Erschienen in Ausgabe: No 64 (6/2011) | Letzte Änderung: 14.02.13 |
von Heike Geilen
"Wir
sagen ein Wort und vernichten einen Menschen, ohne dass dieser von uns
vernichtete Mensch in dem Augenblick, in welchem wir das ihn vernichtende Wort
aussprechen, von dieser tödlichen Tatsache Kenntnis hat, dachte ich. Noch ahnt
ein solcher mit einem solchen tödlichen Wort als tödlicher Begriff
Konfrontierter von der tödlichen Wirkung dieses Wortes und seines Begriffs
nichts, dachte ich."
Niemand
anderer als der weltberühmte kanadische Pianist Glenn Gould spricht das
vernichtende Wort aus. Und zwar zu einem Freund, zu seinem Mitstudenten
Wertheimer, der gemeinsam mit ihm und dem Ich-Erzähler einen Sommerkurs bei
Horowitz im Mozarteum in Salzburg belegt.
Drei
aufstrebende junge Pianisten begegnen sich dort. Zurück bleibt ein überragender
Könner - ein "Virtuosenkopf" - und zwei "Verstandesköpfe",
die ihre Klaviere verschenken bzw. versteigern und auf "dilettantisches
Worte-nieder-schreiben" umsatteln.
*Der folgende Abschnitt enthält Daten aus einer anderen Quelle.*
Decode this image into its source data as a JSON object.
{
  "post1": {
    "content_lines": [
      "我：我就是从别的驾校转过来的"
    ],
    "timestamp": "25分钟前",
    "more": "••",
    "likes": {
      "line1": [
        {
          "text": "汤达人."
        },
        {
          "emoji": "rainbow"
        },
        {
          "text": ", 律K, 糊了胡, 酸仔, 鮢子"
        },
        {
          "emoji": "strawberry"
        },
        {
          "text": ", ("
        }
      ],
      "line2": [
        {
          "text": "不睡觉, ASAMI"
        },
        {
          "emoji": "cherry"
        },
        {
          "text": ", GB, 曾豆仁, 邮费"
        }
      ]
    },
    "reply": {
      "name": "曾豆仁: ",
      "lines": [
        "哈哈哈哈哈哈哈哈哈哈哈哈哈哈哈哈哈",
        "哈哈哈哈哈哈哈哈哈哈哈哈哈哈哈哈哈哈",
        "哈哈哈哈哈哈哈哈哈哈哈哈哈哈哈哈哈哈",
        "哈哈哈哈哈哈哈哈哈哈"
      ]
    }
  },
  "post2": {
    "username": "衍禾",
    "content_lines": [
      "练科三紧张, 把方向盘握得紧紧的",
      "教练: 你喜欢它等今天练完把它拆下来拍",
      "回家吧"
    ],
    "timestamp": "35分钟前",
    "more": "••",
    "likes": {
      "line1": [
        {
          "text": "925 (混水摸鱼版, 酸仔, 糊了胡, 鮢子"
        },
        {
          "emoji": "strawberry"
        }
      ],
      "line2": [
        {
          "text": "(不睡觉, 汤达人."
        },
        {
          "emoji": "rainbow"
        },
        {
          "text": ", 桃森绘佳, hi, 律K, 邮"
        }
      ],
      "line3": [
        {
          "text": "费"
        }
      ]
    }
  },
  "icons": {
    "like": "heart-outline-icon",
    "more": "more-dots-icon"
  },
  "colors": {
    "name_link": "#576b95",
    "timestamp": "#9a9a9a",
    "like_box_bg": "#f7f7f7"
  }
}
Keine aufstrebenden, sondern
Lebensabbruchkünstler sind sie geworden, keine Existenzbeherrscher, sondern
Menschen, die von ihrer Existenz beherrscht werden: letztendlich
Selbstzerstörer. "Wir machen immer wieder den Versuch, aus uns
herauszuschlüpfen, aber wir scheitern in diesem Versuch, lassen uns immer
wieder auf den Kopf schlagen, weil wir nicht einsehen wollen, dass wir uns
nicht entschlüpfen können, es sei denn durch den Tod."
Der
endlose Gedankenstrom des Ich-Erzählers, der eher an eine Rhapsodie als ein
literarisches Werk erinnert, mäandert um den Selbstmord des
"Untergehers". Er beleuchtet, analysiert und rekonstruiert ihn. Der
wirkliche Mittelpunkt dieser Beschreibung ist allerdings fraglich: Glenn Gould,
Wertheimer oder gar der Erzähler selbst sind nur literarische Protagonisten. Beim
Nachsinnen über das Wesen der Freundschaft dieses Dreigestirns, dem Wesen der
Kunst, Gedanken um Talent und dessen Grenzen, um Fleiß und Ehrgeiz oder um das
Erkennen der eigenen Fähigkeiten, offenbart der Ich-Erzähler gleichfalls viel
mehr über sich selbst, als es den Anschein hat. "Der Untergeher" ist
letztendlich eine Geschichte der Flucht vor der eigenen Schuld und
Verantwortung.
Die
gesamten Seiten sind ein einziger Blocksatz, ein einziger langer Paragraph ohne
Absätze, geschweige denn Kapiteleinteilungen. Der Monolog des Ich-Erzählers
wird durch die fast schon penetranten Einschübe "ich dachte"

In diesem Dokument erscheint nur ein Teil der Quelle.